Japan to lower COVID-19 to flu status in spring – Nationwide
Japanese Prime Minister Fumio Kishida announced plans to downgrade the legal status of COVID-19 to the equivalent of seasonal influenza in the spring, a move that would further relax mask wearing and other preventive measures as the country seeks to return to normalcy. Kishida said he has instructed experts and government officials to discuss the details on lowering COVID-19’s status. A change would also remove self-isolation rules and other anti-virus requirements and allow COVID-19 patients to seek treatment at any hospital instead of only specialised facilities.
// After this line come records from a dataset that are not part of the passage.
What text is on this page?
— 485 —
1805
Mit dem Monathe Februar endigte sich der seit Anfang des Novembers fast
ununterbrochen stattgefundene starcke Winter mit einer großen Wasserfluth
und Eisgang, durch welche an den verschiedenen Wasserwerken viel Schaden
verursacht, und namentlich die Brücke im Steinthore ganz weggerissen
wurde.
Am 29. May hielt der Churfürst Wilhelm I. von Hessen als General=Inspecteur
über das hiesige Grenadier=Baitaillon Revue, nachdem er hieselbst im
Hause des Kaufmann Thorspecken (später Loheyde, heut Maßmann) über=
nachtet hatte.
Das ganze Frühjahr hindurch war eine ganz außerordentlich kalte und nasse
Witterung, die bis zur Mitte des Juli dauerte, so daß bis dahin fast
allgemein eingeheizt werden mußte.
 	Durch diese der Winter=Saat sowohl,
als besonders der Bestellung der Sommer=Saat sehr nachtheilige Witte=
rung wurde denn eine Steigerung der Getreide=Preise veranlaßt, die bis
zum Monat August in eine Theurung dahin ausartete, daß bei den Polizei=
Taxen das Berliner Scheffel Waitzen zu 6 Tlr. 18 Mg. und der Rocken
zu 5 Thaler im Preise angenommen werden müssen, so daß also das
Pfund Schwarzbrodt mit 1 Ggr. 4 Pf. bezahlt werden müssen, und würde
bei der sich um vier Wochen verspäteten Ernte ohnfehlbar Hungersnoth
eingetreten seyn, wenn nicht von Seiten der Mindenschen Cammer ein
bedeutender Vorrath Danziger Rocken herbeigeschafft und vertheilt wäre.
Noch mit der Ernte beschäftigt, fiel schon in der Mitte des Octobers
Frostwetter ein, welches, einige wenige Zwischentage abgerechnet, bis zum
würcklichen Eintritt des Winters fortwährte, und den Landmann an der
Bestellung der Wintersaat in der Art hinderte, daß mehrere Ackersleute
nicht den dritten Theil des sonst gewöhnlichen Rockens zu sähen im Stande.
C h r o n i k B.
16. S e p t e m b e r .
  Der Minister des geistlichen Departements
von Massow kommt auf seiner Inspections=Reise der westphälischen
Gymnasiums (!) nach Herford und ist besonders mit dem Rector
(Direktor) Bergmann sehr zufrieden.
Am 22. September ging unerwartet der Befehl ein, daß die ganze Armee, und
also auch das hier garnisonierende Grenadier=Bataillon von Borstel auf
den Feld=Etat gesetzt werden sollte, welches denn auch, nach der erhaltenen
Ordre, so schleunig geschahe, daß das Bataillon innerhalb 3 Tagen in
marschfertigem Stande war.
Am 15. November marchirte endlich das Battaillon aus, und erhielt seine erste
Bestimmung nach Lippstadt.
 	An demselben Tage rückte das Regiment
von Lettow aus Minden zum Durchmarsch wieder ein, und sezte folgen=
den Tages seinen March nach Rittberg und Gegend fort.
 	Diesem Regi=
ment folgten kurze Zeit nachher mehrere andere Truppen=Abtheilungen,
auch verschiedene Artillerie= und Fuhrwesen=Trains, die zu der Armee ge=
In Japan, COVID-19 is currently categorized as a Class 2 disease, along with SARS and tuberculosis, and is subject to restricting movements of patients and their close contacts, while allowing central and local governments to issue emergency measures. Downgrading it to Class 5 would mean scrapping those rules. The planned change would mark a major turning point in Japan’s COVID-19 policy toward normalizing social and economic activities. The move, however, comes as Japan faces widespread infections and record levels of deaths in what is considered its eighth wave of outbreak since the pandemic began three years ago.
According to the Health Ministry, daily deaths totalled a record high of 503. Experts say the latest increase could be linked to worsening chronic illnesses among older patients. Downgrading the legal status of COVID-19 under the infectious disease law could remove ongoing hospitalization and self-isolation rules and help to free up hospital beds reserved for COVID-19 patients, Health Minister Katsunobu Kato told reporters.
The idea is to create a system where COVID-19 can be treated as part of ordinary medical services, he said. But he cautioned: “Changing its classification doesn’t mean coronavirus is gone. We still need everyone to take voluntary measures by using masks and precautions.”
Kato said mask wearing is unnecessary outdoors now and that indoor use would also be eased once the downgrade is in place. Kato said it will require some adjustments for people, workplaces, municipalities, and hospitals, and declined to set an exact timeline, other than to say it would occur in “the spring.” Details are still being worked out but the cost of COVID-19 treatments and vaccinations are expected to still be covered by the government for now.
Foreign visitors to Japan in 2022 up 15-fold to 3.83 million – Nationwide
The number of foreign visitors to Japan in 2022 sharply recovered and grew 15-fold from the previous year to 3.83 million after the easing of border controls imposed to counter the coronavirus pandemic, according to government data. The number was still 88 percent lower than the record high of 31.88 million in the pre-pandemic year of 2019, the Japan Tourism Agency said.
A further recovery in the number of foreign arrivals will likely depend on the return of visitors from mainland China, which until earlier this month largely restricted overseas travel under its strict “zero-COVID” policy. Japan has also strengthened its border controls for those traveling from China to prevent the spread of COVID-19 after cases have exploded in the East Asian neighbour following the easing of its restrictions.
By origin, the largest number of travellers in 2022 came from South Korea at 1.01 million, followed by 331,100 from Taiwan, 323,500 from the United States and 284,100 from Vietnam. Japan scrapped coronavirus testing requirements in October last year. The number of visitors to Japan in December alone was 1.37 million, significantly increasing from 12,084 a year earlier.
Coming-of-Age Day ceremonies held across Japan – Nationwide
Young women in colourful kimonos and smartly-dressed men celebrated Coming-of-Age Day at ceremonies across Japan. Held annually on the second Monday of January, the day marked the first Coming-of-Age Day since Japan lowered the age of adulthood from 20 to 18 years old in 2022.
Once again, the ceremonies were held in the shadow of the coronavirus with infection numbers rising in Japan. Participants wore masks, while ceremonies were scaled back in some prefectures. As usual, Tokyo Disneyland and DisneySea were popular spots for young adults to celebrate the day.
The government lowered the age of adulthood to 18 last April by revising the Civil Code and changing the legal definition of an adult for the first time in over 140 years, opening up new freedoms and responsibilities for 18- and 19-year-olds. According to the Ministry of Internal Affairs and Communications, as of Jan 1, there were an estimated 1.120 million 18-year-olds, 1.13 million 19-year-olds and 1.17 million 20-year-olds.